L’étude a inclus les données de 330 867 patients adultes français hospitalisés pour un premier épisode d’insuffisance cardiaque entre 2010 et 2019 (âge moyen au diagnostic de 77,7 ans), appariés chacun à trois témoins sans insuffisance cardiaque (IC) ni cancer préexistant.
À l’issue d’un suivi moyen de 4,3 ans, les auteurs retrouvent une incidence annuelle du cancer chez le groupe IC de 21,9 pour 1 000 personnes-années contre 17,4 chez les témoins. Le surrisque persistait après ajustement sur l’âge, le sexe, la consommation d’alcool et de tabac, le lieu de résidence et les comorbidités majeures (HR = 1,07). « Bien que l’association persiste après ajustement, nous ne pouvons pas écarter le fait que ces comorbidités puissent avoir un rôle additionnel dans la survenue du cancer », avait commenté pour le Quotidien le Pr Jean-Sébastien Hulot, cardiologue et pharmacologue à l’hôpital européen Georges-Pompidou (Paris), et coordinateur de Prevent Heart Failure.

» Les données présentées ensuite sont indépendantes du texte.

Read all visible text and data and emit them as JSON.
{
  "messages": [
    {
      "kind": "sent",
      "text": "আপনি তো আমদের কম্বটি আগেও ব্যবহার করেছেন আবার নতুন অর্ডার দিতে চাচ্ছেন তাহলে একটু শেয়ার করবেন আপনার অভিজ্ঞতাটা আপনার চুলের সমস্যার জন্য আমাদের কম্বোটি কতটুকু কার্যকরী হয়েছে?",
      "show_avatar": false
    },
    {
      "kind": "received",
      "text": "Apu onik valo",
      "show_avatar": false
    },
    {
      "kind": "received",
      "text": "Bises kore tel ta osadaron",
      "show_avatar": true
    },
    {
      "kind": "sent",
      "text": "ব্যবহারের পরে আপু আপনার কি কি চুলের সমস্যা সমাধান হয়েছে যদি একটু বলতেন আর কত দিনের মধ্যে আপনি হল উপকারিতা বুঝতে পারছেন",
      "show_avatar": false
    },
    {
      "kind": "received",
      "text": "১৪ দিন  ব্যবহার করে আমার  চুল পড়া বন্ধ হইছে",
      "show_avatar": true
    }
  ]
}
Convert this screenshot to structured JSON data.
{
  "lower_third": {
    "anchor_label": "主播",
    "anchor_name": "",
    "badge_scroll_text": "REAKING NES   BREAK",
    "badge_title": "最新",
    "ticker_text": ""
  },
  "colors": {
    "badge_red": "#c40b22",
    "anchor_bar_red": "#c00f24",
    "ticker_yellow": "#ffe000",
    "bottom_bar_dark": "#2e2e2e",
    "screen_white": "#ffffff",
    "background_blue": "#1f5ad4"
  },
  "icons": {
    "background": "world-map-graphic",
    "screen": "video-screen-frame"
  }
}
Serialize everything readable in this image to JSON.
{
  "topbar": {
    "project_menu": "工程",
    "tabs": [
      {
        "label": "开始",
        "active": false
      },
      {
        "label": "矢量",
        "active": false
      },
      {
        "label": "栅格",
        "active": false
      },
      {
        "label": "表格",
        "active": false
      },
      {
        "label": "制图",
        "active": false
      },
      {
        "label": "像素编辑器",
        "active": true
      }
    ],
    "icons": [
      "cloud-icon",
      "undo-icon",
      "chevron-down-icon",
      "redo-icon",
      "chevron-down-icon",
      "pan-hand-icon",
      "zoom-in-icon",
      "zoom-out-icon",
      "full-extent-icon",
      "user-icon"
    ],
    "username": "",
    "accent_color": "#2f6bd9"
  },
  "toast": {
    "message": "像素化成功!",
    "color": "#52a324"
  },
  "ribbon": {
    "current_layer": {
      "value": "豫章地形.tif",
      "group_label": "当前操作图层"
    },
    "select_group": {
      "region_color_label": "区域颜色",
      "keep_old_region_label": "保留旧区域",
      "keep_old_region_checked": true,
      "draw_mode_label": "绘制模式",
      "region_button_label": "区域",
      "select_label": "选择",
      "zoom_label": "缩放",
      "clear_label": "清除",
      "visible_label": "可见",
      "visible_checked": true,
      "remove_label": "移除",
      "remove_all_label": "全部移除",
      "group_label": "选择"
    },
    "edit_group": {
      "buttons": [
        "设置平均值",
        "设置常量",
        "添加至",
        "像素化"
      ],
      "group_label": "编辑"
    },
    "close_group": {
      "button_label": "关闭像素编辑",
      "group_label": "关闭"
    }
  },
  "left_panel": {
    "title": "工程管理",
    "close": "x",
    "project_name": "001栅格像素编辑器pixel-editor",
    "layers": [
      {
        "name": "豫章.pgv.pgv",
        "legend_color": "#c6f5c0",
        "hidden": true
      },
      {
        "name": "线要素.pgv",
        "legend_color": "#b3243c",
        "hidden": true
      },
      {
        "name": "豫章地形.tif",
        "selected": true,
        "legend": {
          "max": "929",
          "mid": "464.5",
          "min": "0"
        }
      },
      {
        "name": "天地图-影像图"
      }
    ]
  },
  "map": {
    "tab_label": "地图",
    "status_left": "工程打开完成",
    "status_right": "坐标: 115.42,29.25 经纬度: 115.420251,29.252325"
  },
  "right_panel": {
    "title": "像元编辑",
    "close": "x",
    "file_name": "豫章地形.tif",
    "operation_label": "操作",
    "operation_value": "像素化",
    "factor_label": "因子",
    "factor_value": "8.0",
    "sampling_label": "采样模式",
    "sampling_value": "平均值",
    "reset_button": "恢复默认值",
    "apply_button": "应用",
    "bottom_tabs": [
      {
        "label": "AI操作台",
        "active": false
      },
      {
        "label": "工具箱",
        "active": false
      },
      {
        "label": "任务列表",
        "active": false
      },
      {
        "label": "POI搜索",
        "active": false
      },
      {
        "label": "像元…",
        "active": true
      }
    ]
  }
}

L’augmentation de l’incidence était plus marquée pour les cancers solides – cancer du poumon (HR = 1,42), colorectal (HR = 1,22) – et du sang (HR = 1,22), en particulier pour le myélome multiple. De plus, les patients insuffisants cardiaques ayant développé un cancer présentaient un risque de décès accru par rapport aux patients atteints de cancer sans IC (HR = 1,33). Si les chercheurs estiment que 16,5 % des nouveaux cas de cancer sont attribuables à l’IC chez ces patients, ils n’ont pas évoqué de lien de causalité direct.
Plusieurs hypothèses identifiées
C’est à la suite des travaux précliniques de chercheurs néerlandais (2) que l’équipe du Pr Hulot s’est intéressée au risque de cancer chez les personnes atteintes d’insuffisance cardiaque. « L’hypothèse des Néerlandais était que le cœur malade et fatigué sécrète des facteurs prolifératifs – comme la SerpinA3 impliquée dans le remodelage cardiaque – qui pourraient favoriser la croissance d’une tumeur », a expliqué Jean-Sébastien Hulot.
À l’issue de leurs travaux, les chercheurs français ont identifié deux hypothèses pour expliquer comment l’insuffisance cardiaque et le cancer pourraient être liés. « La première rejoint l’hypothèse expérimentale des Néerlandais. D’autant plus qu’il existe des marqueurs partagés entre le cancer et l’insuffisance cardiaque, pouvant indiquer des voies biologiques communes », décrit le cardiologue.
La deuxième est génétique. « L’acquisition, avec le vieillissement, de mutations somatiques – hématopoïèse clonale de signification indéterminée, dite Chip – donne naissance à des lignées de globules blancs mutés associés au risque cardiovasculaire, dont l’IC, mais également au risque de cancer du sang. Il pourrait exister chez ces patients une dysimmunité qui se manifesterait tout d’abord par une IC puis par un cancer, poursuit le Pr Hulot. Cette hypothèse serait particulièrement pertinente avec le signal fort que nous retrouvons avec le myélome multiple. »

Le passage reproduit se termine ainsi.